Я что-то ответил, что — я и сам не знаю. Все мое внимание было приковано к белому платью мисс Фэрли.
— Выслушайте последнюю фразу, — сказала мисс Голкомб. — Думаю, она удивит вас.
В ту минуту, когда она поднесла письмо к свече, мисс Фэрли повернулась лицом к нам, нерешительно посмотрела вокруг, подошла к стеклянной двери и остановилась, глядя на нас.
Мисс Голкомб читала:
— «А теперь, любовь моя, заканчивая свое письмо, я скажу о причине, настоящей, главной причине моей привязанности к Анне Катерик. Дорогой Филипп, хотя она и наполовину не так хороша, но по необъяснимому капризу случая, как это порой бывает, у нее те же волосы, глаза, овал лица — одним словом, она вылитая…»

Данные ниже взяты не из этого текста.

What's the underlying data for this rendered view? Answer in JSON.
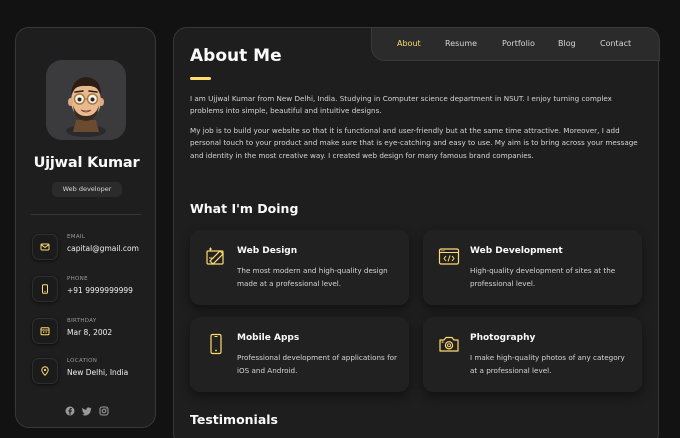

Я вскочил с кушетки прежде, чем мисс Голкомб закончила фразу, меня охватил леденящий ужас, как и тогда ночью на безлюдной дороге, когда кто-то внезапно прикоснулся к моему плечу.
Передо мной стояла мисс Фэрли, одинокая белая фигура в бледном лунном свете, — воплощение женщины в белом: та же поза, тот же поворот головы, тот же овал лица! Мучившее меня подозрение мгновенно превратилось в уверенность. Я понял, чего мне не хватало раньше: я не отдавал себе отчета в роковом сходстве беглянки из сумасшедшего дома с моей ученицей в Лиммеридже.

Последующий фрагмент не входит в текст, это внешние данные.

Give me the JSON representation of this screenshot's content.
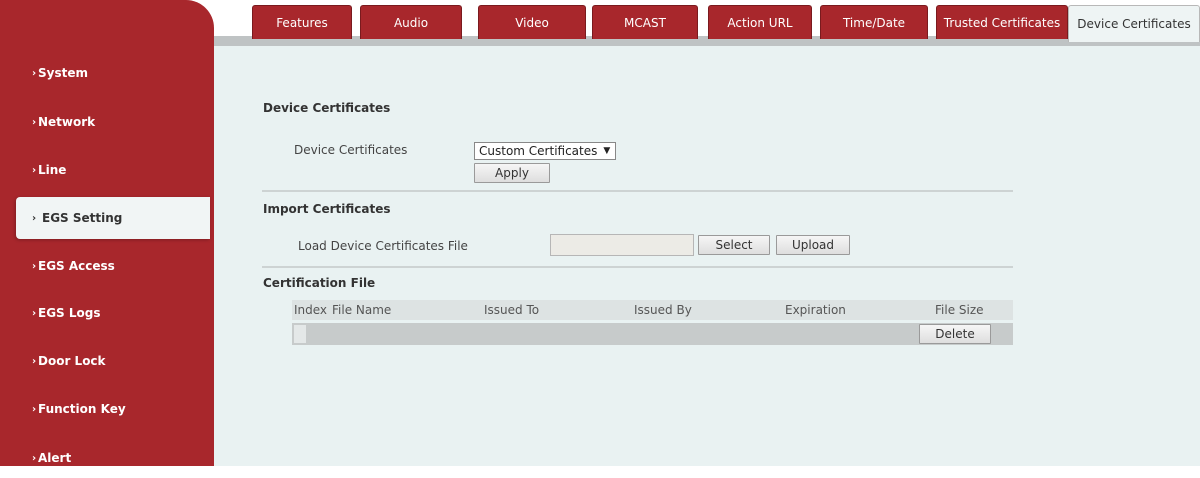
{
  "sidebar": {
    "items": [
      {
        "label": "System",
        "active": false
      },
      {
        "label": "Network",
        "active": false
      },
      {
        "label": "Line",
        "active": false
      },
      {
        "label": "EGS Setting",
        "active": true
      },
      {
        "label": "EGS Access",
        "active": false
      },
      {
        "label": "EGS Logs",
        "active": false
      },
      {
        "label": "Door Lock",
        "active": false
      },
      {
        "label": "Function Key",
        "active": false
      },
      {
        "label": "Alert",
        "active": false
      }
    ],
    "chevron": "›"
  },
  "tabs": [
    {
      "label": "Features",
      "active": false
    },
    {
      "label": "Audio",
      "active": false
    },
    {
      "label": "Video",
      "active": false
    },
    {
      "label": "MCAST",
      "active": false
    },
    {
      "label": "Action URL",
      "active": false
    },
    {
      "label": "Time/Date",
      "active": false
    },
    {
      "label": "Trusted Certificates",
      "active": false
    },
    {
      "label": "Device Certificates",
      "active": true
    }
  ],
  "device_certificates": {
    "title": "Device Certificates",
    "field_label": "Device Certificates",
    "select_value": "Custom Certificates",
    "select_arrow": "▼",
    "apply_label": "Apply"
  },
  "import_certificates": {
    "title": "Import Certificates",
    "field_label": "Load Device Certificates File",
    "file_value": "",
    "select_label": "Select",
    "upload_label": "Upload"
  },
  "certification_file": {
    "title": "Certification File",
    "columns": [
      "Index",
      "File Name",
      "Issued To",
      "Issued By",
      "Expiration",
      "File Size"
    ],
    "delete_label": "Delete"
  },
  "colors": {
    "brand_red": "#a8272c",
    "content_bg": "#e9f2f2"
  }
}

— Вы увидели, что они похожи!— воскликнула мисс Голкомб. Письмо выпало у нее из рук, и глаза ее блеснули, встретившись с моими.— Они и сейчас похожи, как одиннадцать лет назад!
— Вижу, и мне невыразимо тяжко… Как будто случайное сходство той жалкой, одинокой, несчастной женщины с мисс Фэрли зловещей тенью омрачает будущее прелестного невинного существа, которое сейчас глядит на нас. Скорей освободите меня от этого ощущения! Позовите ее сюда — из этого мертвенного лунного света, умоляю, позовите ее сюда!
— Вы удивляете меня, мистер Хартрайт. Это позволительно женщинам, и я считала, что мужчины в девятнадцатом веке уже не суеверны.
— Позовите ее сюда!
— Ш-ш!.. Она сама идет к нам. Ничего не говорите при ней. Сохраним в тайне обнаруженное нами сходство, пусть это будет нашим секретом... Идите к нам, Лора, и разбудите миссис Вэзи музыкой. Мистер Хартрайт просит еще музыки, на этот раз ему хочется послушать что-нибудь особенно веселое, живое!
IX
Так закончился мой первый, полный событий день в Лиммеридже.
Мисс Голкомб и я хранили наш секрет, но, кроме неоспоримого факта, что мисс Фэрли и Анна Катерик похожи друг на друга, ни один новый луч не осветил тайну женщины в белом. При первой же возможности мисс Голкомб осторожно завела со своей сестрой разговор о матери, о прошлых днях и об Анне Катерик. Однако воспоминания мисс Фэрли о маленькой школьнице были очень смутными и туманными. Она помнила о своем сходстве с любимицей матери, но как о чем-то давно прошедшем. Она не упоминала ни о подаренных белых платьях, ни о странных словах, в которых девочка так безыскусственно выразила свою благодарность миссис Фэрли. Она помнила, что Анна пробыла в Лиммеридже всего несколько месяцев, а затем вернулась домой, в Хемпшир.
Чтение остальных писем тоже не дало никаких результатов. Мы установили, что та, кого я встретил тогда ночью, была Анной Катерик; мы предположили, что ее белую одежду можно объяснить ее некоторой умственной отсталостью и не угасающей с годами благодарностью к миссис Фэрли, и на этом — как мы тогда думали — наше расследование кончилось.
Время шло, и золотые предвестники осени уже прокладывали себе дорогу сквозь летнюю зелень деревьев. Мирные, мимолетные, блаженные дни! Мой рассказ скользит по ним так же быстро, как проскользнули они. Какие из сокровищ, которыми они так щедро меня дарили, остались со мной, чтобы я мог перечислить их на этих страницах? От них ничего не осталось, кроме самого печального признания, какое только может сделать человек: признания в своем безрассудстве.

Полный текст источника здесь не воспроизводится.